Fuel pool number 4 is, indeed, the top short-term threat facing humanity.
Anti-nuclear physician Dr. Helen Caldicott says that if fuel pool 4 collapses, she will evacuate her family from Boston and move them to the Southern Hemisphere. This is an especially dramatic statement given that the West Coast is much more directly in the path of Fukushima radiation than the East Coast.
And nuclear expert Arnie Gundersen recently said (at 25:00):
There’s more cesium in that [Unit 4] fuel pool than in all 800 nuclear bombs exploded above ground…
But of course it would happen all at once.
It would certainly destroy Japan as a functioning country…
Move south of the equator if that ever happened, I think that’s probably the lesson there.
This week, Wyden said that the spent fuel is a national security threat to the U.S.:
AlterNet asked Sen. Wyden if he considers the spent fuel at Fukushima Daiichi a national security threat.
In a statement released by his office, Wyden replied, “The radiation caused by the failure of the spent fuel pools in the event of another earthquake could reach the West Coast within days. That absolutely makes the safe containment and protection of this spent fuel a security issue for the United States.”

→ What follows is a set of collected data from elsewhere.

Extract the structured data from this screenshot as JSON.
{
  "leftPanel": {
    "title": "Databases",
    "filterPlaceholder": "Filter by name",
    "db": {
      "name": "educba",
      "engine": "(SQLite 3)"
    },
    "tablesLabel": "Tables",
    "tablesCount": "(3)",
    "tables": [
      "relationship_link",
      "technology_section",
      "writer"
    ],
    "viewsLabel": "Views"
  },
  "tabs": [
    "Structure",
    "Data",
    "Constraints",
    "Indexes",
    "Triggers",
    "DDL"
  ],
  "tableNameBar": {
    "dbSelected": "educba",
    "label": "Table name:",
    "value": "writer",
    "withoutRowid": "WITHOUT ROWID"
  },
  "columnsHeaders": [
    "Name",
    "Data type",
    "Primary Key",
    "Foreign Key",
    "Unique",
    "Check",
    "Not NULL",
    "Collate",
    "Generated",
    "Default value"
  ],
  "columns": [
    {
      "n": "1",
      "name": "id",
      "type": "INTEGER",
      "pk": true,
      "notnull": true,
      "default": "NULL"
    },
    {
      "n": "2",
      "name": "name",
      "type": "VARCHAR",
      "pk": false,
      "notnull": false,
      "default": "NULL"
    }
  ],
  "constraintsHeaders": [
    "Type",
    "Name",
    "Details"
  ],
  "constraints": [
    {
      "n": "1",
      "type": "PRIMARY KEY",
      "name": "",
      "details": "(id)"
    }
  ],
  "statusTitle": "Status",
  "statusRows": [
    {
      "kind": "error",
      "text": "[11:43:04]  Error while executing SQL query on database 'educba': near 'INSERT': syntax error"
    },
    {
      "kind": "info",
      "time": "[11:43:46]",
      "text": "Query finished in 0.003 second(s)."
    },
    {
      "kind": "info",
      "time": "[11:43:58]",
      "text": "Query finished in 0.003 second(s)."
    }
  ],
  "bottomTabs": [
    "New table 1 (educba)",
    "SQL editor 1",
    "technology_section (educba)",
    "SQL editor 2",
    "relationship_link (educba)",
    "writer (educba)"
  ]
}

[Robert Alvarez – a nuclear expert and a former special assistant to the United States Secretary of Energy] agrees, saying, “My major concern is that this effort to get that spent fuel out of there is not something you should be doing casually and taking your time on.”
Yet Tepco’s current plans are to hold the majority of this spent fuel onsite for years in the same elevated, uncontained storage pools, only transferring some of the fuel into more secure, hardened dry casks when the common pool reaches capacity.